Toll and the TLRs are transmembrane proteins with a characteristic domain structure consisting of an extracellular amino-terminal domain containing leucine-rich repeats (LRRs) responsible for pattern recognition and an intracellular Toll interleukin receptor (TIR) domain that mediates signal transmission. Although the Toll and TLR families of arthropods and mammals are thought to have independently diversified 78, all Tolls and TLRs signal via a common pathway that is conserved between Drosophila and mammals. The ultimate step in this pathway is translocation of nuclear factor (NF)-κB or its fly counterpart (the Dif/Rel heterodimer) into the nucleus, where it stimulates transcription of appropriate response genes. The immune repertoire of the horseshoe crab Carcinoscorpius includes a complex complement pathway that has both opsonic and lytic effector functions 9. Horseshoe crab complement C3 is functionally homologous with mammalian C3, mediating phagocytosis of bacteria (by hemocytes) in a strikingly similar manner.
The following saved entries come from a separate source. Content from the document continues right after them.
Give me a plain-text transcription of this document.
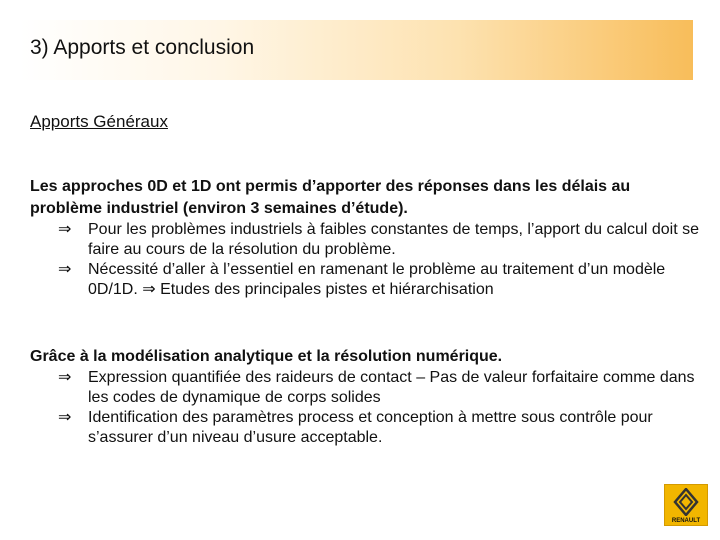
3) Apports et conclusion
Apports Généraux
Les approches 0D et 1D ont permis d’apporter des réponses dans les délais au problème industriel (environ 3 semaines d’étude).
⇒ Pour les problèmes industriels à faibles constantes de temps, l’apport du calcul doit se faire au cours de la résolution du problème.
⇒ Nécessité d’aller à l’essentiel en ramenant le problème au traitement d’un modèle 0D/1D. ⇒ Etudes des principales pistes et hiérarchisation
Grâce à la modélisation analytique et la résolution numérique.
⇒ Expression quantifiée des raideurs de contact – Pas de valeur forfaitaire comme dans les codes de dynamique de corps solides
⇒ Identification des paramètres process et conception à mettre sous contrôle pour s’assurer d’un niveau d’usure acceptable.
RENAULT
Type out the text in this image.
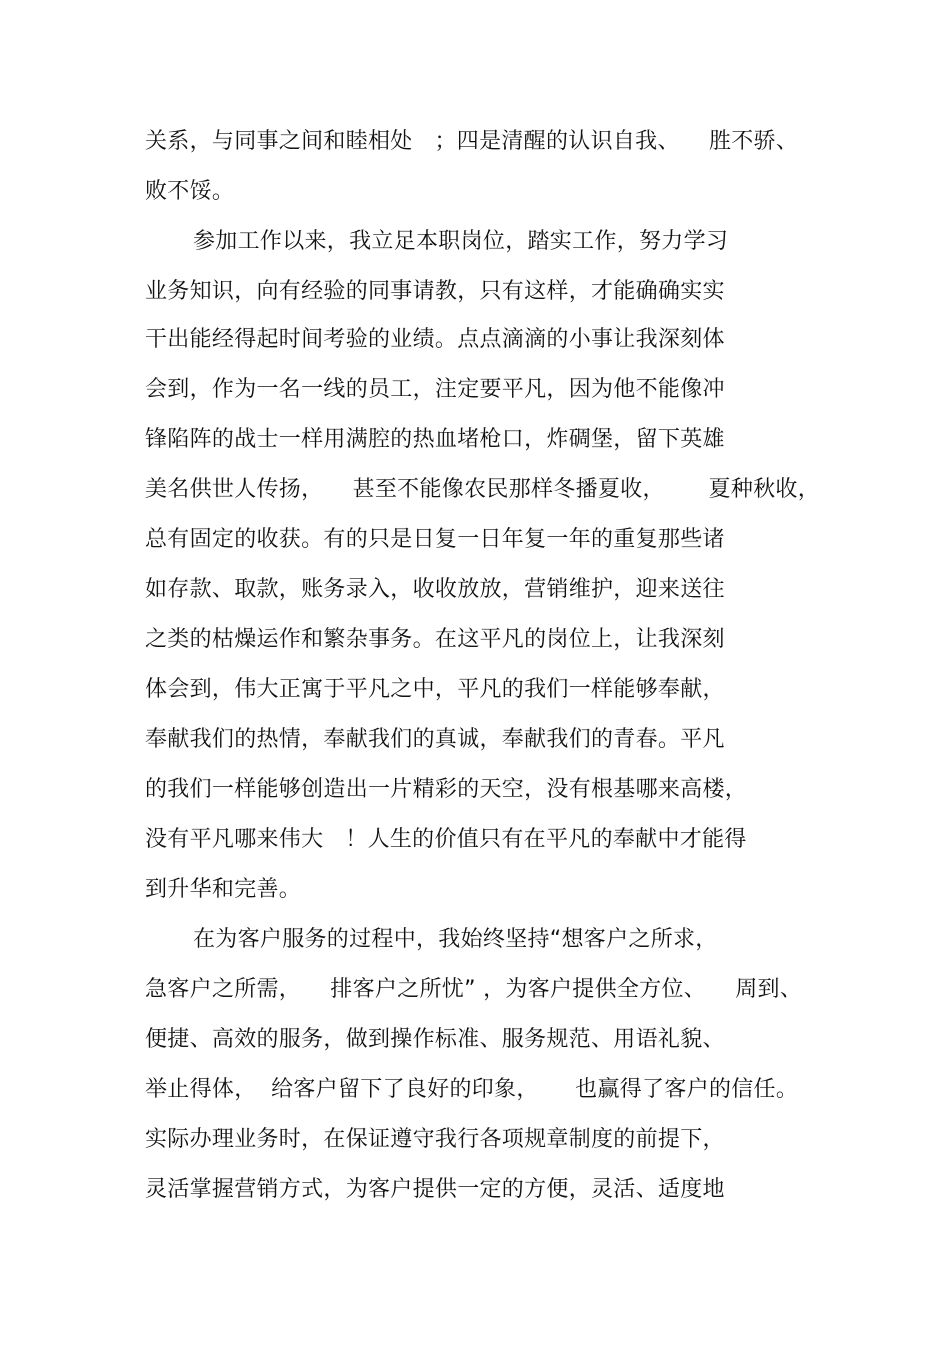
关系，与同事之间和睦相处   ；四是清醒的认识自我、    胜不骄、
败不馁。
参加工作以来，我立足本职岗位，踏实工作，努力学习
业务知识，向有经验的同事请教，只有这样，才能确确实实
干出能经得起时间考验的业绩。点点滴滴的小事让我深刻体
会到，作为一名一线的员工，注定要平凡，因为他不能像冲
锋陷阵的战士一样用满腔的热血堵枪口，炸碉堡，留下英雄
美名供世人传扬，    甚至不能像农民那样冬播夏收，      夏种秋收，
总有固定的收获。有的只是日复一日年复一年的重复那些诸
如存款、取款，账务录入，收收放放，营销维护，迎来送往
之类的枯燥运作和繁杂事务。在这平凡的岗位上，让我深刻
体会到，伟大正寓于平凡之中，平凡的我们一样能够奉献，
奉献我们的热情，奉献我们的真诚，奉献我们的青春。平凡
的我们一样能够创造出一片精彩的天空，没有根基哪来高楼，
没有平凡哪来伟大   ！人生的价值只有在平凡的奉献中才能得
到升华和完善。
在为客户服务的过程中，我始终坚持“想客户之所求，
急客户之所需，    排客户之所忧” ，为客户提供全方位、    周到、
便捷、高效的服务，做到操作标准、服务规范、用语礼貌、
举止得体，  给客户留下了良好的印象，     也赢得了客户的信任。
实际办理业务时，在保证遵守我行各项规章制度的前提下，
灵活掌握营销方式，为客户提供一定的方便，灵活、适度地
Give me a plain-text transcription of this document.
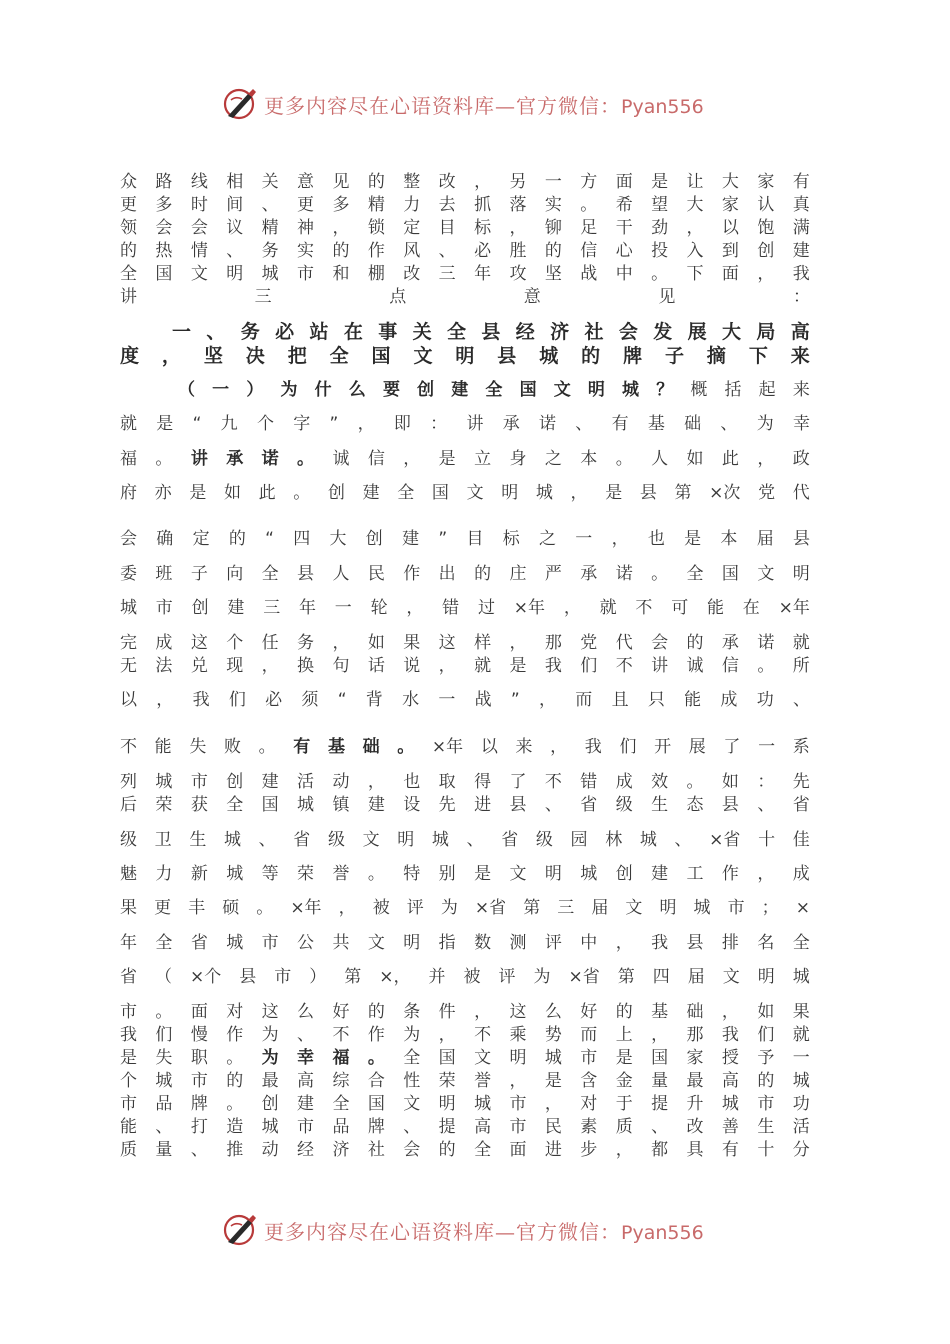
更多内容尽在心语资料库—官方微信：Pyan556
众 路 线 相 关 意 见 的 整 改 ， 另 一 方 面 是 让 大 家 有
更 多 时 间 、 更 多 精 力 去 抓 落 实 。 希 望 大 家 认 真
领 会 会 议 精 神 ， 锁 定 目 标 ， 铆 足 干 劲 ， 以 饱 满
的 热 情 、 务 实 的 作 风 、 必 胜 的 信 心 投 入 到 创 建
全 国 文 明 城 市 和 棚 改 三 年 攻 坚 战 中 。 下 面 ， 我
讲	三	点	意	见	：
一 、 务 必 站 在 事 关 全 县 经 济 社 会 发 展 大 局 高
度 ， 坚 决 把 全 国 文 明 县 城 的 牌 子 摘 下 来
（ 一 ） 为 什 么 要 创 建 全 国 文 明 城 ？ 概 括 起 来
就 是 “ 九 个 字 ” ， 即 ： 讲 承 诺 、 有 基 础 、 为 幸
福 。 讲 承 诺 。 诚 信 ， 是 立 身 之 本 。 人 如 此 ， 政
府 亦 是 如 此 。 创 建 全 国 文 明 城 ， 是 县 第 ×次 党 代
会 确 定 的 “ 四 大 创 建 ” 目 标 之 一 ， 也 是 本 届 县
委 班 子 向 全 县 人 民 作 出 的 庄 严 承 诺 。 全 国 文 明
城 市 创 建 三 年 一 轮 ， 错 过 ×年 ， 就 不 可 能 在 ×年
完 成 这 个 任 务 ， 如 果 这 样 ， 那 党 代 会 的 承 诺 就
无 法 兑 现 ， 换 句 话 说 ， 就 是 我 们 不 讲 诚 信 。 所
以 ， 我 们 必 须 “ 背 水 一 战 ” ， 而 且 只 能 成 功 、
不 能 失 败 。 有 基 础 。 ×年 以 来 ， 我 们 开 展 了 一 系
列 城 市 创 建 活 动 ， 也 取 得 了 不 错 成 效 。 如 ： 先
后 荣 获 全 国 城 镇 建 设 先 进 县 、 省 级 生 态 县 、 省
级 卫 生 城 、 省 级 文 明 城 、 省 级 园 林 城 、 ×省 十 佳
魅 力 新 城 等 荣 誉 。 特 别 是 文 明 城 创 建 工 作 ， 成
果 更 丰 硕 。 ×年 ， 被 评 为 ×省 第 三 届 文 明 城 市 ； ×
年 全 省 城 市 公 共 文 明 指 数 测 评 中 ， 我 县 排 名 全
省 （ ×个 县 市 ） 第 ×， 并 被 评 为 ×省 第 四 届 文 明 城
市 。 面 对 这 么 好 的 条 件 ， 这 么 好 的 基 础 ， 如 果
我 们 慢 作 为 、 不 作 为 ， 不 乘 势 而 上 ， 那 我 们 就
是 失 职 。 为 幸 福 。 全 国 文 明 城 市 是 国 家 授 予 一
个 城 市 的 最 高 综 合 性 荣 誉 ， 是 含 金 量 最 高 的 城
市 品 牌 。 创 建 全 国 文 明 城 市 ， 对 于 提 升 城 市 功
能 、 打 造 城 市 品 牌 、 提 高 市 民 素 质 、 改 善 生 活
质 量 、 推 动 经 济 社 会 的 全 面 进 步 ， 都 具 有 十 分
更多内容尽在心语资料库—官方微信：Pyan556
Whilst these specific studies imply that at least some innate immune mechanisms have been conserved, broader comparative studies highlight the extent of gene loss and divergence in various metazoan lineages. For example, although Carcinoscorpius clearly uses a vertebrate-like complement system, none of the central components of the cascade (C2, C3, C4, C5) are encoded by the genomes of the ecdysozoans Drosophila, Caenorhabditis or Anopheles. Moreover, the sole Toll/TLR in Caenorhabditis elegans and C. brigssae is not known to function in the context of immunity, nor does that reported in the horseshoe crab Tachypleus tridentatus 10. There are also important differences between the Toll/TLR systems of Drosophila and mammals. For example, some mammalian TLRs themselves act as pattern recognition receptors (PRRs) upon microbial challenge, whereas in fly this is not the case 11. Moreover, whereas most of the ten or so vertebrate TLRs function primarily in immunity, only one of the nine fly (and ten mosquito) Tolls functions in this context. The others play a role in development 10, most famously in controlling differentiation in the dorsal/ventral axis.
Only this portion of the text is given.